Uma das maiores falácias do mundo do vinho é que, quanto mais velho, melhor. Essa afirmativa não condiz com a realidade. Assim falava Cícero, já no séc. I a.C.: “Homens são como vinhos: o tempo apura os bons e azeda os maus”. Então, qual a característica comum dos vinhos capazes de envelhecer, e o que ganhamos em guardá-los e deixá-los para envelhecer?

Depois de armazenado na garrafa, os vinhos ainda sofrem muitas transformações nas substâncias que os compõem. Elementos químicos são oxidados pela presença - ainda que pequena - de oxigênio, taninos sofrem polimerização e concentração, alguns ácidos podem se cristalizar... Tudo isso altera as características do vinho, e por isso alguns enófilos-filósofos contemplam que o néctar de Baco é uma bebida viva.

Podemos dizer que são três as substâncias presentes necessárias para um bom envelhecimento dos vinhos: os taninos, a acidez e os açúcares. Quando um vinho possui pelo menos duas dessas substâncias em destaque, podemos avaliar que ele tem alguma possibilidade de envelhecer bem.

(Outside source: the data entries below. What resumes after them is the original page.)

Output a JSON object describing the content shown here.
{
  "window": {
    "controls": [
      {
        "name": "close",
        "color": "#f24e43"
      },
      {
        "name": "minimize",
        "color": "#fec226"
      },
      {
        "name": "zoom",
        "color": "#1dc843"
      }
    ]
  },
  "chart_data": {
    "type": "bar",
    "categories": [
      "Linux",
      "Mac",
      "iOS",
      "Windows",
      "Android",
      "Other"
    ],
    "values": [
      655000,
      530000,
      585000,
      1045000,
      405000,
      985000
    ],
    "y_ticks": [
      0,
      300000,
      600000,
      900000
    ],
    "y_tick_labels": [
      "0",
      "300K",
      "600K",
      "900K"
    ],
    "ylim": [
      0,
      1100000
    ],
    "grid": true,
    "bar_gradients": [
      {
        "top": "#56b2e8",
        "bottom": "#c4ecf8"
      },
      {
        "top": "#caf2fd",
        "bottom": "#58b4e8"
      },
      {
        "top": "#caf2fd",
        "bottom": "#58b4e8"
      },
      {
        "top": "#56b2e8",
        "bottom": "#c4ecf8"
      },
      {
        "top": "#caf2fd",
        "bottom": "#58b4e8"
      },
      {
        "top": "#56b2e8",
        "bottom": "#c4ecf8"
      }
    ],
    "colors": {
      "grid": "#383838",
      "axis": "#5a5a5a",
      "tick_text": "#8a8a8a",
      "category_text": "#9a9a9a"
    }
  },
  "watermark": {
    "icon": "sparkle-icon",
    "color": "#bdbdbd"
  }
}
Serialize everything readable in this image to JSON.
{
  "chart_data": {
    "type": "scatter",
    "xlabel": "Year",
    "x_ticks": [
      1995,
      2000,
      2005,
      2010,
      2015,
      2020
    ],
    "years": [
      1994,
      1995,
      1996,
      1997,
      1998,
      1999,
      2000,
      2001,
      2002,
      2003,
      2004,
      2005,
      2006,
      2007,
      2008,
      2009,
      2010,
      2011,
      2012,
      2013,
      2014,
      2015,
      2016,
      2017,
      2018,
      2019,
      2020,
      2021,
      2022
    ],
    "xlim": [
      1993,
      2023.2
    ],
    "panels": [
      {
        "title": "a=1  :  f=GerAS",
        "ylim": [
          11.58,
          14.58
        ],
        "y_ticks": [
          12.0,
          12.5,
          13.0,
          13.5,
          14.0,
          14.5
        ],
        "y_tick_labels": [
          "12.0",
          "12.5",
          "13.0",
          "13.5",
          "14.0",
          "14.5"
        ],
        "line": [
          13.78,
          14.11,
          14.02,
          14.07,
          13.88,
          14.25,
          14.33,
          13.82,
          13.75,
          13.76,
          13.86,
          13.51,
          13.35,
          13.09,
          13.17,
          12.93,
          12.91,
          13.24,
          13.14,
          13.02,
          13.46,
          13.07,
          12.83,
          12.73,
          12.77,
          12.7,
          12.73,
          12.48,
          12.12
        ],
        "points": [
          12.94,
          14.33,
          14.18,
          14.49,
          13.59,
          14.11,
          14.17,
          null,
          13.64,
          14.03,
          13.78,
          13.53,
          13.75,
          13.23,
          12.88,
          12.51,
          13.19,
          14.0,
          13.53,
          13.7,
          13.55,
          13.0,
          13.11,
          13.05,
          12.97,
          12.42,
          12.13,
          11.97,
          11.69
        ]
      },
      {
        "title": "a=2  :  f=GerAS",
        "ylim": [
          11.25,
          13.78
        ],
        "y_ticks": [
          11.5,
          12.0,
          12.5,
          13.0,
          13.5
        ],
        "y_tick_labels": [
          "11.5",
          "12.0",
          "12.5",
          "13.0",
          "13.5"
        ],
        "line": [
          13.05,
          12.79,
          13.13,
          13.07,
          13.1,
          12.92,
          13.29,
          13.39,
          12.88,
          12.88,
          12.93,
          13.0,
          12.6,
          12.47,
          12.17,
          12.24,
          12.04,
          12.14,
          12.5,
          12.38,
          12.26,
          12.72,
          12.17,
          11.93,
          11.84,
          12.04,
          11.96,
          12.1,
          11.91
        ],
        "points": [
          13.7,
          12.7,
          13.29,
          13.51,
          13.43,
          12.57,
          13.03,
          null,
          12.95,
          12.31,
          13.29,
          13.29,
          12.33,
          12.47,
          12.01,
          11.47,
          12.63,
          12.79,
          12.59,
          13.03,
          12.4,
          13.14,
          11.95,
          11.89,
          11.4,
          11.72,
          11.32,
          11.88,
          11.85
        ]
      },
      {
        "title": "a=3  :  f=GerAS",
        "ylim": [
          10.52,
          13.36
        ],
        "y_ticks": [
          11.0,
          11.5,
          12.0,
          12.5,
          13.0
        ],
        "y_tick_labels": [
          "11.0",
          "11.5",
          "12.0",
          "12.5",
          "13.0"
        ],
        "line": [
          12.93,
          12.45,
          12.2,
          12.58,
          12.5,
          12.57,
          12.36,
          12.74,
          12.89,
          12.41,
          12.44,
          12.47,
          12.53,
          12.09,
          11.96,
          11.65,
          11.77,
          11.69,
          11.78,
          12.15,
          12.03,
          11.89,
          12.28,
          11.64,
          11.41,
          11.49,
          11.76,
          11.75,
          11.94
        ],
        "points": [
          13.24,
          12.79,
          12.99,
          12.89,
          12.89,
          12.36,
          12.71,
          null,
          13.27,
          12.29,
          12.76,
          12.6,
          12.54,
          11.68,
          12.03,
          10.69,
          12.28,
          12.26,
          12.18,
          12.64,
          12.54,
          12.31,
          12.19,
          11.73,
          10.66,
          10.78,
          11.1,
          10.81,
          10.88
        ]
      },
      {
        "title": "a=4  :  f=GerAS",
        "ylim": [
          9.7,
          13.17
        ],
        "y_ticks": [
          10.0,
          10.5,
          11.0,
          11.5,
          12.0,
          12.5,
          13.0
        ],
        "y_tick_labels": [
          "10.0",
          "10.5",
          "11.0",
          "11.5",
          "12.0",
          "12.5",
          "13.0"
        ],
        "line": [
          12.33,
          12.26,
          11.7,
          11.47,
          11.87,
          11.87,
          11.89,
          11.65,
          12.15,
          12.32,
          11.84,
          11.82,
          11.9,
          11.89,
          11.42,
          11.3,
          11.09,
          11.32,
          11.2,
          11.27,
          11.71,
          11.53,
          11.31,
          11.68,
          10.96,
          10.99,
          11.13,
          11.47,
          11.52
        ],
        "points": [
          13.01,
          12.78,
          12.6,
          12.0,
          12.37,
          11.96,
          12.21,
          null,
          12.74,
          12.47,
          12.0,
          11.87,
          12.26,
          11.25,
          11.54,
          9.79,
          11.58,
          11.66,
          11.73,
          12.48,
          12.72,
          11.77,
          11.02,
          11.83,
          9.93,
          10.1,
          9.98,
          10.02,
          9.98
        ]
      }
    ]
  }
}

Os taninos, substâncias antioxidantes que inclusive fazem muito bem à saúde do organismo humano por essa característica, são notadas principalmente no vinho tinto pela sensação de secura e adstringência na boca. A acidez é notada pelas laterais da língua e pelas bochechas, e é a característica que nos faz perceber um vinho refrescante, que faz nossa boca salivar. A doçura pode ser notada tanto pela presença do açúcar residual ou pela presença marcante de álcool - o álcool por si só é doce e convém lembrar que ele é proveniente da fermentação do açúcar; a grosso modo, quanto maior o teor de açúcar no bago da uva, mais alcoólico será o vinho.

Na coluna anterior, escrevi que a grande maioria dos vinhos “modernos”, aqueles produzidos no estilo “Novo Mundo”, principalmente varietais, tem a tendência de serem produzidos para serem bebidos jovens, ainda cheios de aromas de fruta, superestruturados, com muito álcool e “doçura”. Mas se esse é o gosto corrente, o que ganhamos em deixar os vinhos guardados por anos a fio em uma cave?

Complexidade é a sensação procurada por quem guarda os vinhos. Mesmo vinhos produzidos nesse estilo moderno, quando possui as características - estrutura de tanino, acidez e doçura - para envelhecer, desenvolvem com o tempo aromas que provêm das lentas reações químicas provenientes da micro-oxidação, enquanto a polimerização dos taninos suaviza a degustação destes vinhos no palato tornando-os mais “elegantes” na boca, mais aveludados, mais sedosos.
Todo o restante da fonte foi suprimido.